57. The genetically modified DNT cell of claim 56, wherein the DNT cell is genetically modified to bind to a target antigen is selected from CD4, CD8, CD33, CD19, CD20, CD123, LeY, Mesothelin, EGFR, ROR1, EpCam, MUC1, HER1/2, MET/HGF, neoantigens (driver, non-driver), MAGE family and NY-ESO-1.

58. The genetically modified DNT cell of claim 57, wherein the target antigen is CD4.

59. The genetically modified DNT cell of claim 57, wherein the target antigen is CD19.

60. The genetically modified DNT cell of any one of claims 49 to 59, wherein the CAR-DNT cell has been cryopreserved.

61. The genetically modified DNT cell of any one of claims 49 to 60, wherein the CAR-DNT is not genetically modified to reduce or eliminate expression of one or more genes selected from genes encoding for HLA, endogenous T cell receptor, CD7, or CD52.

62. The genetically modified DNT cell of any one of claims 49 to 61, wherein cytokines produced by a population of the genetically modified DNT cells stimulate a lower level of production of IL-1β and/or IL-6 by monocytes relative to cytokines produced by CAR-T_convcells.

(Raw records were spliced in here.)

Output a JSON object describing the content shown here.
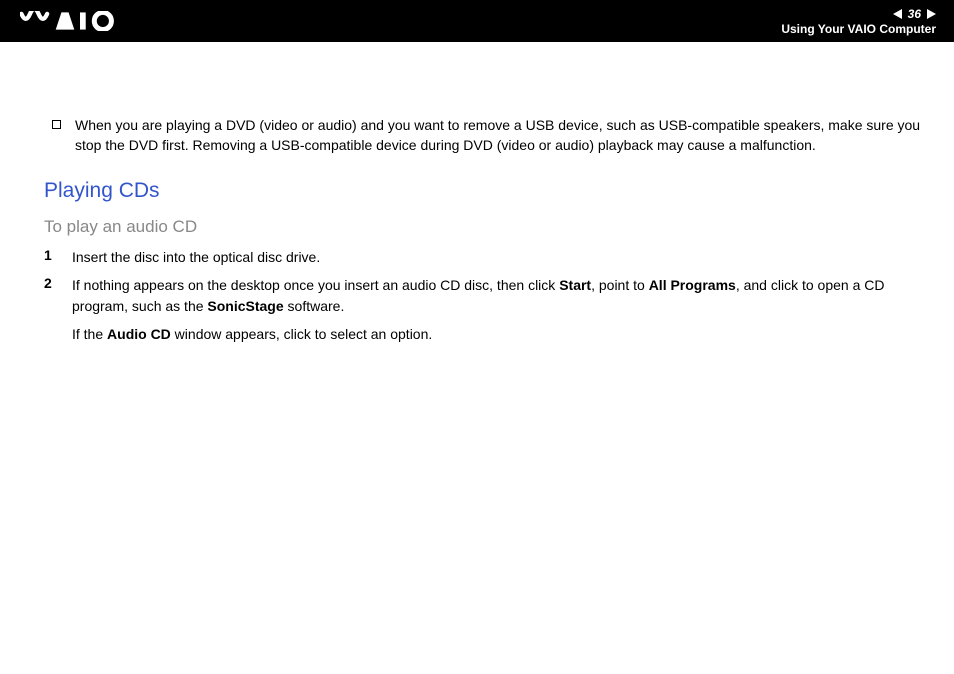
{
  "header": {
    "page_number": "36",
    "section_title": "Using Your VAIO Computer"
  },
  "bullet": {
    "text": "When you are playing a DVD (video or audio) and you want to remove a USB device, such as USB-compatible speakers, make sure you stop the DVD first. Removing a USB-compatible device during DVD (video or audio) playback may cause a malfunction."
  },
  "section": {
    "heading": "Playing CDs",
    "subheading": "To play an audio CD"
  },
  "steps": {
    "step1_num": "1",
    "step1_text": "Insert the disc into the optical disc drive.",
    "step2_num": "2",
    "step2_pre": "If nothing appears on the desktop once you insert an audio CD disc, then click ",
    "step2_bold1": "Start",
    "step2_mid1": ", point to ",
    "step2_bold2": "All Programs",
    "step2_mid2": ", and click to open a CD program, such as the ",
    "step2_bold3": "SonicStage",
    "step2_end": " software.",
    "follow_pre": "If the ",
    "follow_bold": "Audio CD",
    "follow_end": " window appears, click to select an option."
  }
}
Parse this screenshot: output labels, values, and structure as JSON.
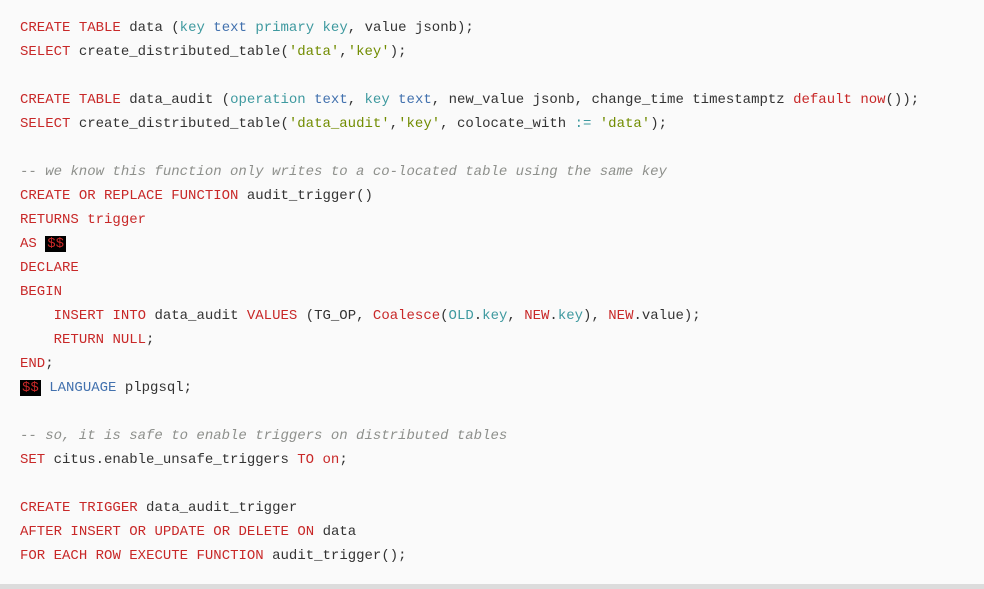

63. The genetically modified DNT cell of any one of claims 49 to 62, wherein a population of the genetically modified DNT cells does not induce cytokine release syndrome (CRS) or induces less CRS relative to CAR-T_convcells.

64. A composition comprising a population of genetically modified DNT cells of any one of claims 49 to 63 and a pharmaceutically acceptable carrier.

65. Use of the composition of claim 64 for the treatment of cancer in a subject in need thereof.